With a career rating of 91 out of 99, Colorado Law ranks No. 23 in the nation in this category that considers both student survey responses about the confidence students have in their school’s ability to lead them to fruitful employment opportunities and school-reported statistical data.
"This assessment captures Colorado Law’s place as a leading law school with strong post-graduate employment outcomes," said Dean S. James Anaya.
The Class of 2018 had record-high percentages of graduates in long-term, full-time, non-school funded jobs for which bar passage was required or a JD degree was an advantage (85%) and graduates who accepted full-time, long-term, non-school funded jobs for which bar passage was required (80%).

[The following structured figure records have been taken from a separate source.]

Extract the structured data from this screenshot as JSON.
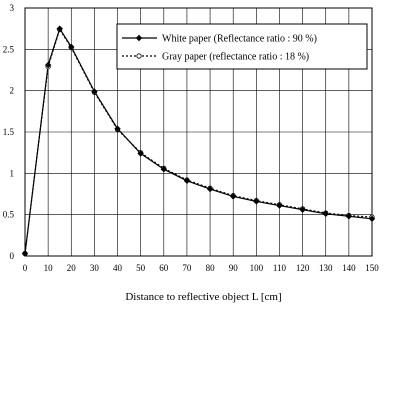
{
  "chart_data": {
    "type": "line",
    "title": "",
    "xlabel": "Distance to reflective object L [cm]",
    "ylabel": "",
    "xlim": [
      0,
      150
    ],
    "ylim": [
      0,
      3
    ],
    "x_ticks": [
      0,
      10,
      20,
      30,
      40,
      50,
      60,
      70,
      80,
      90,
      100,
      110,
      120,
      130,
      140,
      150
    ],
    "y_ticks": [
      0,
      0.5,
      1,
      1.5,
      2,
      2.5,
      3
    ],
    "y_tick_labels": [
      "0",
      "0.5",
      "1",
      "1.5",
      "2",
      "2.5",
      "3"
    ],
    "grid": true,
    "legend_position": "top-right",
    "x": [
      0,
      10,
      15,
      20,
      30,
      40,
      50,
      60,
      70,
      80,
      90,
      100,
      110,
      120,
      130,
      140,
      150
    ],
    "series": [
      {
        "name": "White paper (Reflectance ratio : 90 %)",
        "style": "solid",
        "marker": "filled-diamond",
        "color": "#000000",
        "values": [
          0.03,
          2.31,
          2.75,
          2.53,
          1.99,
          1.54,
          1.24,
          1.05,
          0.91,
          0.81,
          0.72,
          0.66,
          0.61,
          0.56,
          0.51,
          0.48,
          0.45
        ]
      },
      {
        "name": "Gray paper (reflectance ratio : 18 %)",
        "style": "dotted",
        "marker": "open-circle",
        "color": "#000000",
        "values": [
          0.03,
          2.29,
          2.74,
          2.52,
          1.98,
          1.53,
          1.25,
          1.06,
          0.92,
          0.82,
          0.73,
          0.67,
          0.62,
          0.57,
          0.52,
          0.49,
          0.47
        ]
      }
    ]
  }
}
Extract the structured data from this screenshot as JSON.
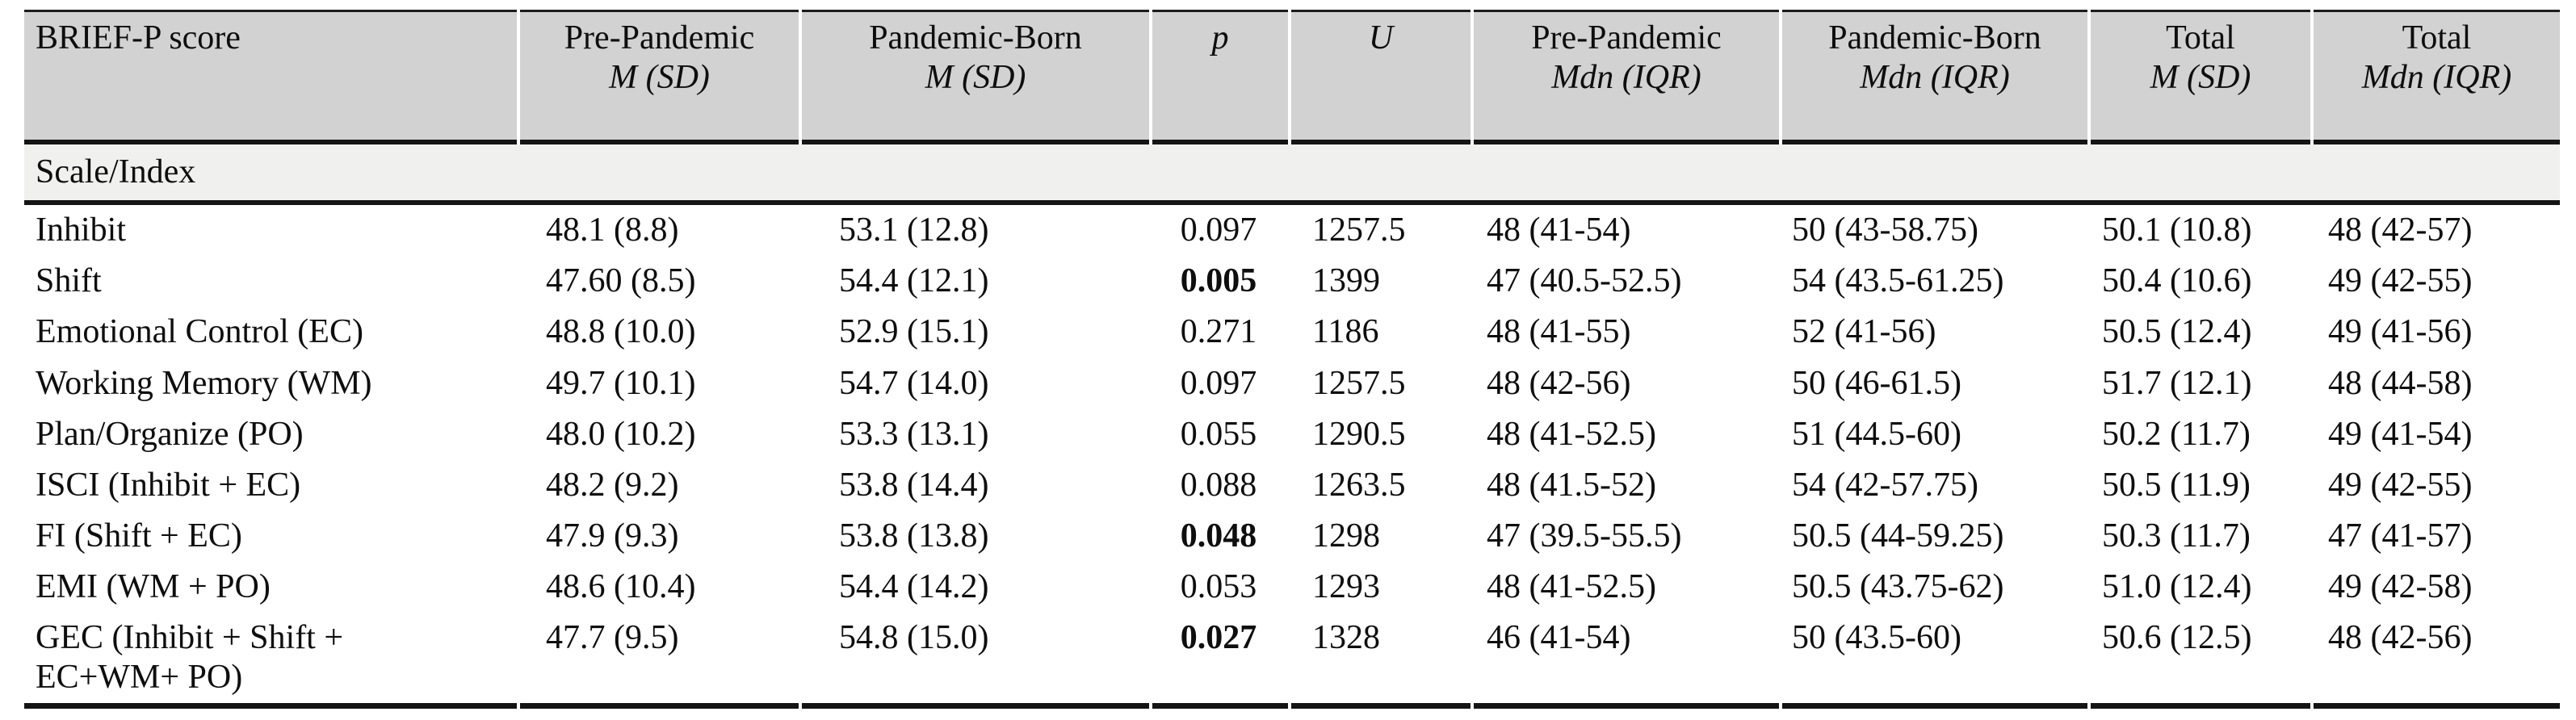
{
  "table": {
    "section_label": "Scale/Index",
    "columns": [
      {
        "id": "brief-p-score",
        "line1": "BRIEF-P score",
        "line2": "",
        "italic1": false
      },
      {
        "id": "pre-pandemic-m-sd",
        "line1": "Pre-Pandemic",
        "line2": "M (SD)",
        "italic1": false
      },
      {
        "id": "pandemic-born-m-sd",
        "line1": "Pandemic-Born",
        "line2": "M (SD)",
        "italic1": false
      },
      {
        "id": "p-value",
        "line1": "p",
        "line2": "",
        "italic1": true
      },
      {
        "id": "u-statistic",
        "line1": "U",
        "line2": "",
        "italic1": true
      },
      {
        "id": "pre-pandemic-mdn-iqr",
        "line1": "Pre-Pandemic",
        "line2": "Mdn (IQR)",
        "italic1": false
      },
      {
        "id": "pandemic-born-mdn-iqr",
        "line1": "Pandemic-Born",
        "line2": "Mdn (IQR)",
        "italic1": false
      },
      {
        "id": "total-m-sd",
        "line1": "Total",
        "line2": "M (SD)",
        "italic1": false
      },
      {
        "id": "total-mdn-iqr",
        "line1": "Total",
        "line2": "Mdn (IQR)",
        "italic1": false
      }
    ],
    "rows": [
      {
        "p_bold": false,
        "cells": [
          "Inhibit",
          "48.1 (8.8)",
          "53.1 (12.8)",
          "0.097",
          "1257.5",
          "48 (41-54)",
          "50 (43-58.75)",
          "50.1 (10.8)",
          "48 (42-57)"
        ]
      },
      {
        "p_bold": true,
        "cells": [
          "Shift",
          "47.60 (8.5)",
          "54.4 (12.1)",
          "0.005",
          "1399",
          "47 (40.5-52.5)",
          "54 (43.5-61.25)",
          "50.4 (10.6)",
          "49 (42-55)"
        ]
      },
      {
        "p_bold": false,
        "cells": [
          "Emotional Control (EC)",
          "48.8 (10.0)",
          "52.9 (15.1)",
          "0.271",
          "1186",
          "48 (41-55)",
          "52 (41-56)",
          "50.5 (12.4)",
          "49 (41-56)"
        ]
      },
      {
        "p_bold": false,
        "cells": [
          "Working Memory (WM)",
          "49.7 (10.1)",
          "54.7 (14.0)",
          "0.097",
          "1257.5",
          "48 (42-56)",
          "50 (46-61.5)",
          "51.7 (12.1)",
          "48 (44-58)"
        ]
      },
      {
        "p_bold": false,
        "cells": [
          "Plan/Organize (PO)",
          "48.0 (10.2)",
          "53.3 (13.1)",
          "0.055",
          "1290.5",
          "48 (41-52.5)",
          "51 (44.5-60)",
          "50.2 (11.7)",
          "49 (41-54)"
        ]
      },
      {
        "p_bold": false,
        "cells": [
          "ISCI (Inhibit + EC)",
          "48.2 (9.2)",
          "53.8 (14.4)",
          "0.088",
          "1263.5",
          "48 (41.5-52)",
          "54 (42-57.75)",
          "50.5 (11.9)",
          "49 (42-55)"
        ]
      },
      {
        "p_bold": true,
        "cells": [
          "FI (Shift + EC)",
          "47.9 (9.3)",
          "53.8 (13.8)",
          "0.048",
          "1298",
          "47 (39.5-55.5)",
          "50.5 (44-59.25)",
          "50.3 (11.7)",
          "47 (41-57)"
        ]
      },
      {
        "p_bold": false,
        "cells": [
          "EMI (WM + PO)",
          "48.6 (10.4)",
          "54.4 (14.2)",
          "0.053",
          "1293",
          "48 (41-52.5)",
          "50.5 (43.75-62)",
          "51.0 (12.4)",
          "49 (42-58)"
        ]
      },
      {
        "p_bold": true,
        "cells": [
          "GEC (Inhibit + Shift +\nEC+WM+ PO)",
          "47.7 (9.5)",
          "54.8 (15.0)",
          "0.027",
          "1328",
          "46 (41-54)",
          "50 (43.5-60)",
          "50.6 (12.5)",
          "48 (42-56)"
        ]
      }
    ]
  },
  "colors": {
    "header_background": "#d2d2d2",
    "section_row_background": "#f0f0ee",
    "border": "#141414",
    "text": "#0e0e0e",
    "page_background": "#ffffff"
  }
}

The Princeton Review released in November its annual Best Law Schools report with its 14 ranking lists, which name the top 10 law schools in a particular category. The rankings were based on a survey of 19,000 students attending 167 law schools in the U.S. and administrators. Some ranking list tallies also factored in school-reported data.
Student survey respondents ranked Colorado Law No. 5 in the nation for "Best Quality of Life" based on answers to survey questions about whether there is a strong sense of community, whether differing opinions are tolerated in the classroom, the school’s location, the quality of social life, and research resources at the school, including library, computer, and database resources.